Orwigsburg logging project combines stewardship and revenue

·3 min read

Sep. 22—ORWIGSBURG — A gypsy moth infestation about five years ago left its mark on a stand of trees atop Second Mountain, north of the borough.

The damage inflicted by the moth, a silent gradual killer, was apparent Wednesday morning as loggers thinned out diseased timber on the mountain.

"All this is dead wood," said Jeff Eason, pointing to a pile of rotting logs. "It's only good for firewood."

The Borough of Orwigsburg hired Eason, owner of Woods & Wildlife Forestry Consultants, to remove the dead wood and make way for new growth.

"When you're thinning out an area," said Eason, whose forestry service is based in Dauphin County, "you're removing the dead and dying trees to provide space for the remaining trees to grow."

The impact was visible as patches of sunshine radiated on open spaces where trees once stood, perhaps for the first time in decades.

The canopy of the mature, densely overgrown forest, prohibits sunlight from reaching the mountainside.

A five-member crew began working in the area a week or so ago, and will continue periodically over the next two years on a 200-acre tract on a mountainside above Second Mountain Road.

The area includes part of the borough's watershed, officials said.

The density of a mature forest, Eason said, is about 40 trees per acre.

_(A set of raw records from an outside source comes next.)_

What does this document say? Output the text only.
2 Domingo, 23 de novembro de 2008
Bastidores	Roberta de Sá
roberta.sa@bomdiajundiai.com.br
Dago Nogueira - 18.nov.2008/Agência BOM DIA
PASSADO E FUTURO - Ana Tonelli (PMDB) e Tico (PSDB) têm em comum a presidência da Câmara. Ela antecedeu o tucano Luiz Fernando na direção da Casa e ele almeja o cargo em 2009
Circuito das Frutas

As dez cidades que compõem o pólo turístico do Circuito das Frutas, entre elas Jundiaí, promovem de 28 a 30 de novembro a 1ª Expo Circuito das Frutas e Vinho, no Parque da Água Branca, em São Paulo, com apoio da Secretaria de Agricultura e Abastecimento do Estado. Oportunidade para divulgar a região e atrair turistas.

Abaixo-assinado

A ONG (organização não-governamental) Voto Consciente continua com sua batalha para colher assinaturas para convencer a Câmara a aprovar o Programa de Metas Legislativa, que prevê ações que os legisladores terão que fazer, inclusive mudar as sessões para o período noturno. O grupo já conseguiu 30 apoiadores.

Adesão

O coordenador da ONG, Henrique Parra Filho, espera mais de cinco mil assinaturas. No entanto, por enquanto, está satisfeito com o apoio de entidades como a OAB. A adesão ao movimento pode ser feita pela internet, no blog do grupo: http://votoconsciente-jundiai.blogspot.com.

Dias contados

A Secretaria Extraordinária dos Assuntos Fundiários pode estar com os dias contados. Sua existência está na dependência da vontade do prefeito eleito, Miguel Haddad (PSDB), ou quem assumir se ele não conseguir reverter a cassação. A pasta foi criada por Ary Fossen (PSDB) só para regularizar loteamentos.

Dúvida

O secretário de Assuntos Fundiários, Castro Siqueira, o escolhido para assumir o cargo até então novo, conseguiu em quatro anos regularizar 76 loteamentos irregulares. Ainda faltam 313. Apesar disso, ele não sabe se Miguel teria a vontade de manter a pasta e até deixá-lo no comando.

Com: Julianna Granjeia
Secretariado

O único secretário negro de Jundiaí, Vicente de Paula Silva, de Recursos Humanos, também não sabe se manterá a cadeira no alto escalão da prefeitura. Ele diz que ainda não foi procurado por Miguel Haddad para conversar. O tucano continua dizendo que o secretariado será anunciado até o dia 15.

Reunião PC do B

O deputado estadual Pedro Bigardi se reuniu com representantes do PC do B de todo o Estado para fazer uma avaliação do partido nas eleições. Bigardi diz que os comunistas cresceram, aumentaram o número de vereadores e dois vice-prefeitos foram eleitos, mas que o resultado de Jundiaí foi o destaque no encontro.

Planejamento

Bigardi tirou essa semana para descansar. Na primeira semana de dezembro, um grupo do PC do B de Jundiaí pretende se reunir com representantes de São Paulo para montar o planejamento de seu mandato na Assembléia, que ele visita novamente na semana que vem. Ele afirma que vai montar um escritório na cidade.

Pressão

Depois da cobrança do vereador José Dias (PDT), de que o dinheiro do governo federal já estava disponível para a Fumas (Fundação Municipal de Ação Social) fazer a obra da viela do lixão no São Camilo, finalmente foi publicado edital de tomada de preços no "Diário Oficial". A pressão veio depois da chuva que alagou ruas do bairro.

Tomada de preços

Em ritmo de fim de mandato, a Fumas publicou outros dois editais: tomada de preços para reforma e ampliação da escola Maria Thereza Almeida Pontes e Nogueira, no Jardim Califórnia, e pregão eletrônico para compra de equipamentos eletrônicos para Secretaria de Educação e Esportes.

His crew will remove about eight to 12 trees per acre, or around 20% to 30%.

Quinn Frassetta, 28, certified forester with Woods & Wildlife, said the mountainside is essentially a stand of oak.

"We're salvaging the forest," he said. "We're creating open spaces for the younger trees to grow."

Woods & Wildlife has undertaken a similar project at a hunting camp in Potter County.


Wielding a chainsaw, lumberjack John Smoker cut an open-faced notch in the base of a tall white pine.

A Berks County resident, Smoker explained that he positioned the notch so the tree would fall away from him to its heavy side.

His calculation was on the mark as the tree fell into an open space, as planned.

Large machines called sliders drag felled trees to an open area, where they will be loaded onto an 18-wheel flatbed and transported to Ritchie Logging & Sawmill in Bethel, Berks County.

Hardwoods like oak and poplar, Eason said, will be used in making furniture. Lesser quality timber is used for firewood and in making railroad ties and pallets.

His crew, Eason said, will remove about 600,000 board feet of lumber under the project.

Carl Miller, who's been logging for about 40 years, has gained respect for his predecessors in the 1920s to 1930s.

On his cellphone, he pulled up photos of an era when lumberjacks used hand saws and transported logs on horse-drawn wagons.

"They did by hand what we do with machines," said Miller, who does woodworking in Bernville, Berks County. "I admire what they did back then."

Wise stewardship

The logging operation is somewhat of a windfall for the borough.

At a recent borough council meeting, it was reported that Orwigsburg has received $90,000 in revenue from the operation.

Eventually, Eason said, revenues to the borough could approach $200,000.

Kaitlyn Eason Blosser, Woods & Wildlife marketing manager, said the project is as much about wise stewardship of the land as it is about generating revenue.

"Selective forestation repopulates good hardwoods," she said. "It brings in sun and water and allows yearlings to grow, continuing the cycle of life."